Kapal yang dimilikinya pun hanya 1. Kapal yang digunakan pelaut Melayu adalah
kapal Ghali atau Galleon. Sedangkan kapal yang digunakan pelaut Cina dalam
catatan Melayu baik Sejarah Melayu dan Hikayat Banjar adalah Pilu dan Wangkang.
Menurut catatan para penulis
Portugis, Jong disebut dengan Junco. Sedangkan para penulis Italia menyebut
dengan istilah zonchi. Istilah jung dipakai pertama kali dalam catatan
perjalanan Rahib Odrico, Jonhan de Marignolli (http://id.wikipedia.org/wiki/Kapal_jung).
Secara umum, kapal Junco
merupakan sebuah kapal yang memiliki 4 tiang. Kapal Junco memiliki bentuk yang
sangat berbeda dengan jenis-jenis kapal Portugis umumnya. Dinding Jong terbuat
dari 4 lapis papan tebal, (Paul Michel Munoz, 2009: 396-397). Kapal Jong juga
memiliki dua dayung kemudi besar di kedua buritan kapal. Kedua dayung kemudi itu
hanya bisa dihancurkan dengan meriam. Dinding Jong mampu menahan tembakan
meriam kapal-kapal Portugis yang mengepungnya dalam jarak yang sangat dekat,
(Robert Dick-Reid, 2008: 69).
Dimensi Jong Jawa
Ukuran Jong menurut catatan Tome
Pires dan Gaspar Correia sangat besar. Menurut Tome Pires, kapal Jong tidak
dapat merapat ke dermaga karena besarnya. Perlu ada kapal kecil yang diperlukan
untuk memuat atau membongkar muatannya. Menurut Gaspar Correia, Jong memiliki
ukuran melebihi kapal Flor de La Mar, kapal Portugis yang tertinggi dan
terbesar tahun 1511-1512. Menurut Gaspar Correia pula, bagian belakang kapal
Flor de La Mar yang sangat tinggi, tidak dapat mencapai jembatan kapal yang
berada dibawah geladak kapal Junco.
Saat menyerang Malaka, Portugis
dicatat menggunakan 40 buah kapal menurut Hikayat Hang Tuah, atau 43 buah kapal
menurut Sejarah Melayu. Setiap kapal mampu mengangkut 500 pasukan dan 50 buah
meriam. Dengan demikian saat menyerang Malaka Portugis mengerahkan pasukan
sebanyak 20.000 – 21.500 pasukan. Kapal Flor de La Mar dicatat memiliki ukuran
di atas kapal-kapal itu.
Menurut Irawan Djoko Nugroho,
kapal Junco memiliki ukuran panjang, lebar dan tinggi 4-5 kali kapal Flor de la
Mar. Dengan kata lain panjang Junco Jawa adalah 313,2 m – 391,5 m. Hal ini
karena kapal Flor de La Mar diperkirakan memiliki panjang 78,30 m dan
kapal-kapal yang menyerang Malaka menurut Hikayat Hang Tuah dan Sejarah Melayu
memiliki ukuran panjang 69 meter, (Irawan Djoko Nugroho, 2011: 304-307).

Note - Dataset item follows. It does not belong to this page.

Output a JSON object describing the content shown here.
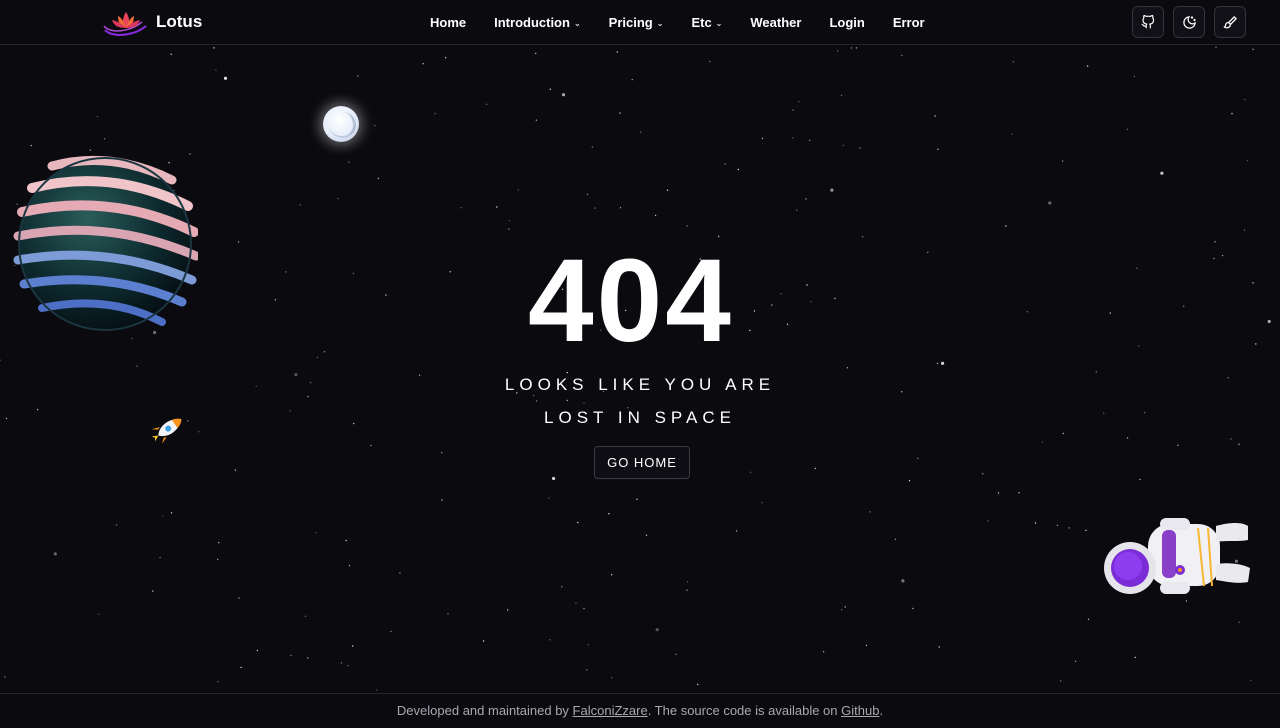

Kapal Jong atau Jung atau Junco
merupakan kapal kayu operasional terbesar dunia hingga abad ke 20 awal, bahkan
hingga saat ini. Kapal terbesar Amerika Serikat pada abad ke-19 bernama Great
Republik pun hanya mampu dibuat sepanjang 100,5 m (John R. Hale, 1984: 86).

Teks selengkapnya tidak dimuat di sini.